Thanks for the reply, but I found the problem.  In teh /etc/passwd, the cyrus login shell was /bin/false; I can't attest that it was different on any other machine I tried, but when I changed this to /bin/bash, it worked, and I could reconstruct the mailbox.  Strange.  Is there some setting somewhere that will allow root to log in as a user with this shell (non-shell)?

----------

## steveb

/bin/false is /bin/false, even for root  :Wink: 

cheers

SteveB

----------

## dogghaus

I wonder what is going on that it won't allow the su based on that.  From your original reply it seems that setting is correct for cyrus (I've never noticed), so it must be something on my machine that is not configured correctly, or the fact that cyrus was configured with ldap and pam as USE statements that tweaked it somehow.  Well, that is what my test machine is for, although I guarantee my afternoon would have been slightly less hectic had I tested it fully yesterday.  At least all is well now.

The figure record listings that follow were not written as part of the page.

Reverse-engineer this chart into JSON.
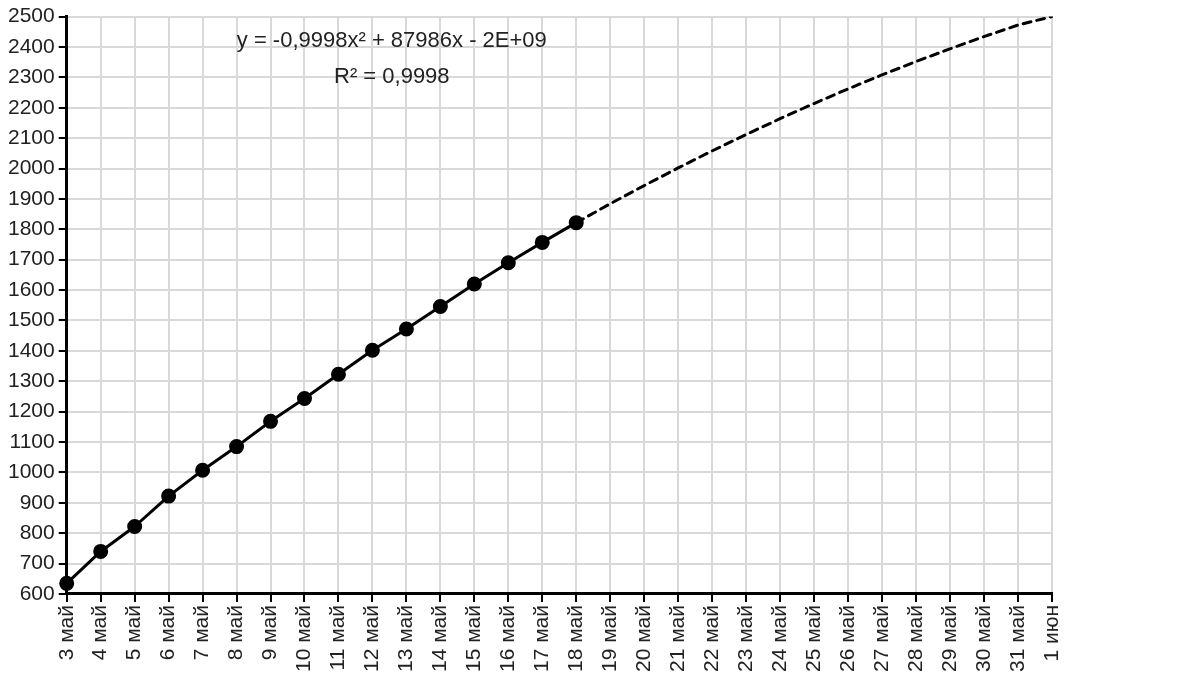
{
  "chart_data": {
    "type": "line",
    "categories": [
      "3 май",
      "4 май",
      "5 май",
      "6 май",
      "7 май",
      "8 май",
      "9 май",
      "10 май",
      "11 май",
      "12 май",
      "13 май",
      "14 май",
      "15 май",
      "16 май",
      "17 май",
      "18 май",
      "19 май",
      "20 май",
      "21 май",
      "22 май",
      "23 май",
      "24 май",
      "25 май",
      "26 май",
      "27 май",
      "28 май",
      "29 май",
      "30 май",
      "31 май",
      "1 июн"
    ],
    "series": [
      {
        "color": "#000000",
        "marker": "circle",
        "line_style": "solid",
        "values": [
          635,
          740,
          822,
          922,
          1007,
          1085,
          1168,
          1243,
          1323,
          1402,
          1472,
          1546,
          1620,
          1690,
          1757,
          1822,
          null,
          null,
          null,
          null,
          null,
          null,
          null,
          null,
          null,
          null,
          null,
          null,
          null,
          null
        ]
      },
      {
        "type": "line",
        "color": "#000000",
        "marker": "none",
        "line_style": "dashed",
        "values": [
          null,
          null,
          null,
          null,
          null,
          null,
          null,
          null,
          null,
          null,
          null,
          null,
          null,
          null,
          null,
          1822,
          1884,
          1944,
          2002,
          2058,
          2112,
          2164,
          2214,
          2262,
          2308,
          2352,
          2394,
          2434,
          2472,
          2500
        ]
      }
    ],
    "ylim": [
      600,
      2500
    ],
    "yticks": [
      600,
      700,
      800,
      900,
      1000,
      1100,
      1200,
      1300,
      1400,
      1500,
      1600,
      1700,
      1800,
      1900,
      2000,
      2100,
      2200,
      2300,
      2400,
      2500
    ],
    "grid": true,
    "legend": false,
    "annotations": [
      "y = -0,9998x² + 87986x - 2E+09",
      "R² = 0,9998"
    ]
  }
}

Thanks again, I'll post an answer here if I find out what happened.

----------

## Tripwire

I'm sure I jsut set it up wrong, but I'm completely lost here. I'm trying to setup Cyrus imapd and pop3d. I have emerged the packages, and they respond properly to requests, but they don't let me in.   :Crying or Very sad:    For example:

Trying 127.0.0.1...

Connected to localhost.

Escape character is '^]'.

+OK thedungeon Cyrus POP3 v2.1.15 server ready <4112046213.1074275444@thedungeon>

user dan

+OK Name is a valid mailbox

pass <hidden>

-ERR [SYS/PERM] Unable to open maildrop            

I even tried stracing the daemon to see where it was trying to look and I cannot see that it is trying to open the mail box at all.

Maybe I'm going about this all wrong. The end reuslt I need is a working pop3d/imapd that will read/write maildir format.     :Question: 

Any help is greatly appreciated! Perhaps pointing me to a howto that explains setting up this on Gentoo.

----------

## arctic_import

tripwire:  Cyrus Imap doesn't do maildir you're looking for courier-imap.  Not Cyrus.

----------

## Tripwire

 *arctic_import wrote:*   

> tripwire:  Cyrus Imap doesn't do maildir you're looking for courier-imap.  Not Cyrus.

 

Oh DOH!   :Embarassed:   Thanks! I'll try that one :>

Hmmm. Unmerged cyrus-imapd and cyrus-sasl, then emerged courier-imapd. It went in fine, I made the config changes I could see, like pointing MAILDIR to ${HOME}/.mail/ which is where people will have their mail, but it's not working.  Maybe I don't understand how to configure the system, but I cannot log in. I started the pop3 daemon, and watch:

thedungeon etc # /etc/init.d/courier-pop3d start

 * Starting courier-pop3d...                                              [ ok ]

thedungeon etc # telnet localhost 110

Trying 127.0.0.1...

Connected to localhost.

Escape character is '^]'.

+OK Hello there.

user dan

+OK Password required.

pass <hidden>

-ERR Login failed.

 :Confused: 

I *KNOW* my password was correct. Why can I not login? What did I miss?

 :Confused: 

----------

## Tripwire

Ok.  I'm getting closer I think. I tweaked things a bit more, and now I think I'm almost there. I am having one problem still though...

I have the mail system set to deliver to $HOME/.mail/inbox/ for the inbound maildir. But I cann't figure out how to make courier-pop3d become the user so things like ~/ or $HOME will log the user into their home directory. As it is, setting Maildir to ~/.mail/ results in the systme trying to open /root/.mail when I login as dan.

----------